By Rebecca Mayo, J.D.
CMS has updated the Programs of All-Inclusive Care for the Elderly (PACE) to provide flexibility for PACE organizations and state agencies to expand programs and provide greater access to participants.
The Programs of All-Inclusive Care for the Elderly (PACE) have been updated and modernized in a new final rule that reflects updates in best practices in caring for frail and elderly individuals. Enrollment in PACE has increased by over 120 percent since 2011 and CMS hopes that the final rule will provide greater operational flexibility and allow for expansion of the program to more states and increase access for participants. The final rule, set to publish in the Federal Register on June 3, 2019, aims to strengthen protections and improve care for PACE participants while also providing administrative flexibility and regulatory relief for PACE organizations.
PACE. The PACE program provides comprehensive medical and social services to certain frail, elderly individuals who qualify for nursing home care but, at the time of enrollment, can still live safely in the community. PACE is a model of managed care that includes the provision of adult day health care and interdisciplinary team (IDT) care management, though which access to and allocation of all health services is managed. Physician, therapeutic, ancillary, and social support services are furnished at the participant’s residence or at a PACE center. Hospital, nursing home, home health, and other specialized services are generally furnished under a contract. More than 45,000 older adults are currently enrolled in more than 100 PACE organizations (POs) in 31 states and most participants are dually-eligible for Medicare and Medicaid benefits.

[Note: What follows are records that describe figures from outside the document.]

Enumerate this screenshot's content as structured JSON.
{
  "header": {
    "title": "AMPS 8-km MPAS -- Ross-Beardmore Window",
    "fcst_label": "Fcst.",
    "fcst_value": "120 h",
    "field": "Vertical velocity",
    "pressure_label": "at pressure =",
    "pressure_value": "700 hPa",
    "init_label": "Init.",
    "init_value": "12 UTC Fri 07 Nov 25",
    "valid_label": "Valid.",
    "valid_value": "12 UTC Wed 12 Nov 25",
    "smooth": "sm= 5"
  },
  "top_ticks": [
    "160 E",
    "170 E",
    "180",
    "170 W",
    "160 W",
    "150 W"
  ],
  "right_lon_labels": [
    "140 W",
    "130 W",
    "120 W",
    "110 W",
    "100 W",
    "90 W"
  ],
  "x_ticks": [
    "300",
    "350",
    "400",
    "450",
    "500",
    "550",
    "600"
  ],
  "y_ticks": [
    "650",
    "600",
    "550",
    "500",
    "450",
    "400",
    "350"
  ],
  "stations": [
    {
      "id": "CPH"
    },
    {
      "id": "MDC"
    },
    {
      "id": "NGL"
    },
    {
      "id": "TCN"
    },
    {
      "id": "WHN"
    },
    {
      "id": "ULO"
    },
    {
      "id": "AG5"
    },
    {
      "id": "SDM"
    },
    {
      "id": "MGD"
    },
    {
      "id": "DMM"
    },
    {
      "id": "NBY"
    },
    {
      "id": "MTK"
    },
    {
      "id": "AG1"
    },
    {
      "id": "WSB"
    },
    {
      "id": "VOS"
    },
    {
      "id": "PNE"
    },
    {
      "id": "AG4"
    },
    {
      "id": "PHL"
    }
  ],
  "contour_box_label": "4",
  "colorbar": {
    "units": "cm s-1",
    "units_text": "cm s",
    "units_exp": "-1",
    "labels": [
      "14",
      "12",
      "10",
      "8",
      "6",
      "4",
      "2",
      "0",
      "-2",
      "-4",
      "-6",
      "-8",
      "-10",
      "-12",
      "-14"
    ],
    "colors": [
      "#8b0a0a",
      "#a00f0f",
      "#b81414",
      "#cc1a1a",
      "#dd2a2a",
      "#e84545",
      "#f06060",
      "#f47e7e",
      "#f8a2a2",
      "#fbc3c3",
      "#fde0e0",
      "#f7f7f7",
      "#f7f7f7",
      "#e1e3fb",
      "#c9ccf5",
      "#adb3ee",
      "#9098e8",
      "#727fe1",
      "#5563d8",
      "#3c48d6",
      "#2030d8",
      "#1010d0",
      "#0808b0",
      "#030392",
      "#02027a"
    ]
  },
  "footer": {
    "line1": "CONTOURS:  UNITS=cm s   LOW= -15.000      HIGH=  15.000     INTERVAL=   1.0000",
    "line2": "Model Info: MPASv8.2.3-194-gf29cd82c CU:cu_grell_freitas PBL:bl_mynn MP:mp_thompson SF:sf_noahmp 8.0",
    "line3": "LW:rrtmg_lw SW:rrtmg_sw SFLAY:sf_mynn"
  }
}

Proposed rule. In an August 2016 proposed rule, revisions and updates were proposed to reflect changes in the practice of caring for the frail and elderly and changes in technology that have occurred since the policies were finalized in the 2006 final rule. The PACE program has proven successful in keeping frail, older individuals in community settings, however revising some regulatory provisions to afford more flexibility to PACE organizations and state administering agencies will encourage the expansion of the program to more states and increase access for participants, which will in turn enhance the program’s effectiveness and reduce costs. Key provisions include permitting one individual to fill two separate roles on the IDT if the individual has the appropriate licenses and qualifications for both roles and permitting the primary care provider that is required for each IDT to include nurse practitioners, physician assistants and community based-physicians.
Provisions of the final rule. The final rule includes important patient protections such as clarifying that POs offering qualified prescription drug coverage must comply with Medicare Part D prescription drug program requirements unless the requirement has been waived. CMS’ ability to hold POs accountable for providing quality care and protect PACE participants from harm is strengthened through enforcement provisions which include sanctions and civil money penalties. Language was also added excluding individuals with a conviction for a criminal offense relating to physical, sexual or drug or alcohol abuse or use from employment at POs in any capacity where their contact with patients would pose a potential risk.

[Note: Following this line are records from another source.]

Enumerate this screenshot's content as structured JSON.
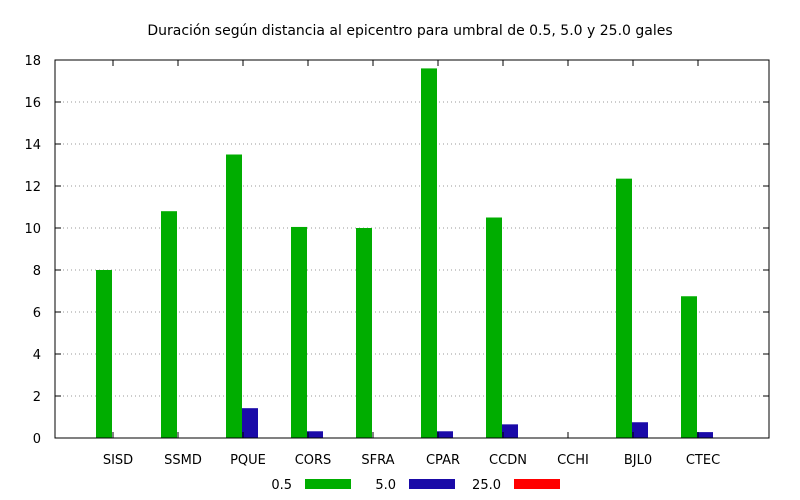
{
  "chart_data": {
    "type": "bar",
    "title": "Duración según distancia al epicentro para umbral de 0.5, 5.0 y 25.0 gales",
    "xlabel": "",
    "ylabel": "",
    "ylim": [
      0,
      18
    ],
    "yticks": [
      0,
      2,
      4,
      6,
      8,
      10,
      12,
      14,
      16,
      18
    ],
    "grid": true,
    "legend_position": "bottom",
    "categories": [
      "SISD",
      "SSMD",
      "PQUE",
      "CORS",
      "SFRA",
      "CPAR",
      "CCDN",
      "CCHI",
      "BJL0",
      "CTEC"
    ],
    "series": [
      {
        "name": "0.5",
        "color": "#00ad00",
        "values": [
          8.0,
          10.8,
          13.5,
          10.05,
          10.0,
          17.6,
          10.5,
          0,
          12.35,
          6.75
        ]
      },
      {
        "name": "5.0",
        "color": "#1a0aa8",
        "values": [
          0,
          0,
          1.42,
          0.32,
          0,
          0.32,
          0.65,
          0,
          0.75,
          0.28
        ]
      },
      {
        "name": "25.0",
        "color": "#ff0000",
        "values": [
          0,
          0,
          0,
          0,
          0,
          0,
          0,
          0,
          0,
          0
        ]
      }
    ]
  }
}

The final rule mostly incorporates the provisions of the proposed rule, although there were slight modifications. The final rule clarifies the timeframes for applications and the waiver submission process. It also revises the text to specify expectations for agent/broker training. The term "primary care" is revised to include services furnished by a primary care provider and nursing services. Appropriate members of the IDT must still conduct the in-person assessments, however unscheduled reassessments may be performed using remote technology in certain circumstances. The provisions relating to the compliance oversight program which require Pos to identify, respond to and correct non-compliance and fraud, waste and abuse, are finalized. And the Medicaid caption rate is revised to provide for reasonable, appropriate and attainable costs that are required under the PACE program agreement for the operation of the PO for the time period and population covered.